Dear friends,

I have a non-linear model with 23 eq and 23 variables. I have defined the model block in the mod file, and as far as I know, if I do not define “initval,” Dynare will consider them zero, and thus steady-state values will be zero. However, every time I run the code, I get the following error: “The steady state has NaNs or Inf.” Is there anything wrong with the code?

giocode.mod (5.8 KB)

Hi GioGio,

you are right that if you do not specifically give Dynare initial values it will set them to zero. The second part is, however, wrong. It does not imply that the steady states are thus also zero, most likely they are quite the opposite. It just uses zero as a starting value for the steady state solver, which could be far away ant so make it impossible for Dynare to find it.

One danger when not giving initial values is that using zero as starting values could lead to incorrect specification for example if you then have 1/0 or, like what you have in your Taylor rule, log(0). This of course does not work.
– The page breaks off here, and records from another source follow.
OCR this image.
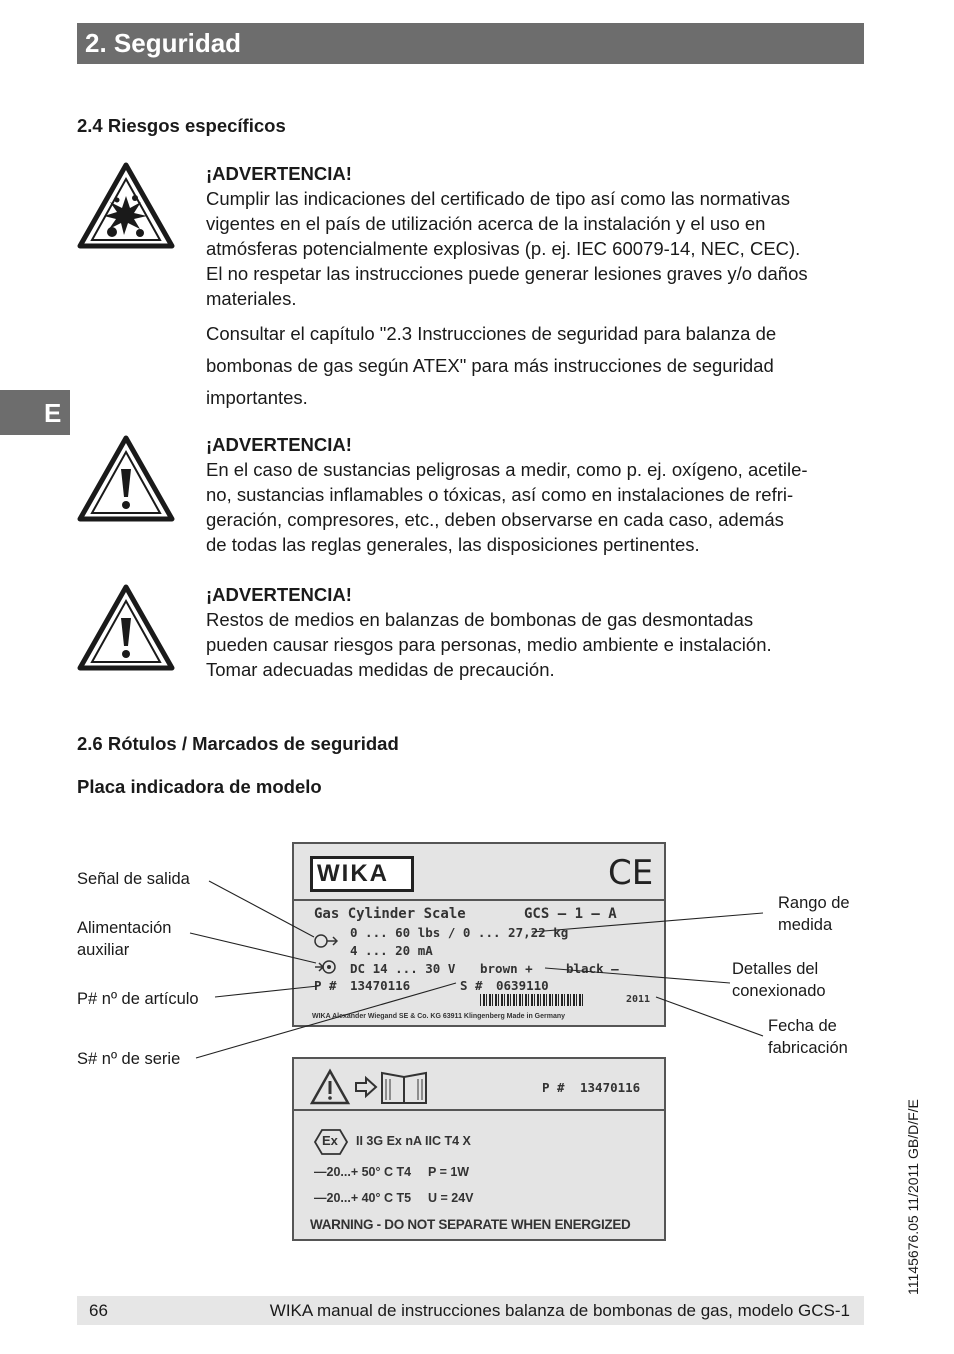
2. Seguridad
E
2.4 Riesgos específicos
¡ADVERTENCIA!

Cumplir las indicaciones del certificado de tipo así como las normativas

vigentes en el país de utilización acerca de la instalación y el uso en

atmósferas potencialmente explosivas (p. ej. IEC 60079-14, NEC, CEC).

El no respetar las instrucciones puede generar lesiones graves y/o daños

materiales.

Consultar el capítulo "2.3 Instrucciones de seguridad para balanza de

bombonas de gas según ATEX" para más instrucciones de seguridad

importantes.

¡ADVERTENCIA!

En el caso de sustancias peligrosas a medir, como p. ej. oxígeno, acetile-

no, sustancias inflamables o tóxicas, así como en instalaciones de refri-

geración, compresores, etc., deben observarse en cada caso, además

de todas las reglas generales, las disposiciones pertinentes.

¡ADVERTENCIA!

Restos de medios en balanzas de bombonas de gas desmontadas

pueden causar riesgos para personas, medio ambiente e instalación.

Tomar adecuadas medidas de precaución.

2.6 Rótulos / Marcados de seguridad
Placa indicadora de modelo
Señal de salida
Alimentación
auxiliar
P# nº de artículo
S# nº de serie
Rango de
medida
Detalles del
conexionado
Fecha de
fabricación
WIKA	CE
Gas Cylinder Scale	GCS — 1 — A
0 ... 60 lbs / 0 ... 27,22 kg
4 ... 20 mA
DC 14 ... 30 V brown +	black —
P # 13470116	S # 0639110
2011
WIKA Alexander Wiegand SE & Co. KG 63911 Klingenberg Made in Germany
P # 13470116
Ex II 3G Ex nA IIC T4 X
—20...+ 50° C T4 P = 1W
—20...+ 40° C T5 U = 24V
WARNING - DO NOT SEPARATE WHEN ENERGIZED
66	WIKA manual de instrucciones balanza de bombonas de gas, modelo GCS-1
11145676.05 11/2011 GB/D/F/E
Try either to calculate the steady state analytically or at least give proper (“good”) initial guesses of them.

Best

1 Like

Thank you for your response. I have one more question: I have obtained only some steady-state values analytically. Is it possible to combine these values and initial guesses within initval block? Does it give the correct steady-state (of course, conditional on proper initial guesses)?

- Your model has

```
[name='Taylor rule']
0 = ln(R) - rho_r*ln(R(-1)) - (1-rho_r)*(ln(R_ss)+ phi_pi*(ln(Pi)-ln(Pi_ss))+ phi_y*(ln(Y)-ln(Y_ss))+phi_vsigma*(ln(vsigma(+1))-ln(vsigma_ss)))- shock_R;
[name='Tax rule']
0 = ln(tau) - rho_tau*ln(tau(-1)) - (1-rho_tau)*(psi_vsigma*(ln(vsigma(+1))-ln(vsigma_ss)))- shock_tau;
[name='TFP shock']
0 = ln(A)- rho_a*ln(A(-1)) - shock_A;
```

everything that is in logs cannot have a steady state of 0. With the default initial value of 0, you will get log(0)=Inf.

2. Yes, you can combine true steady state values and initial guesses in an `initval`

-block.

1 Like

Yes, I see the problem now. Thank you very much for your help.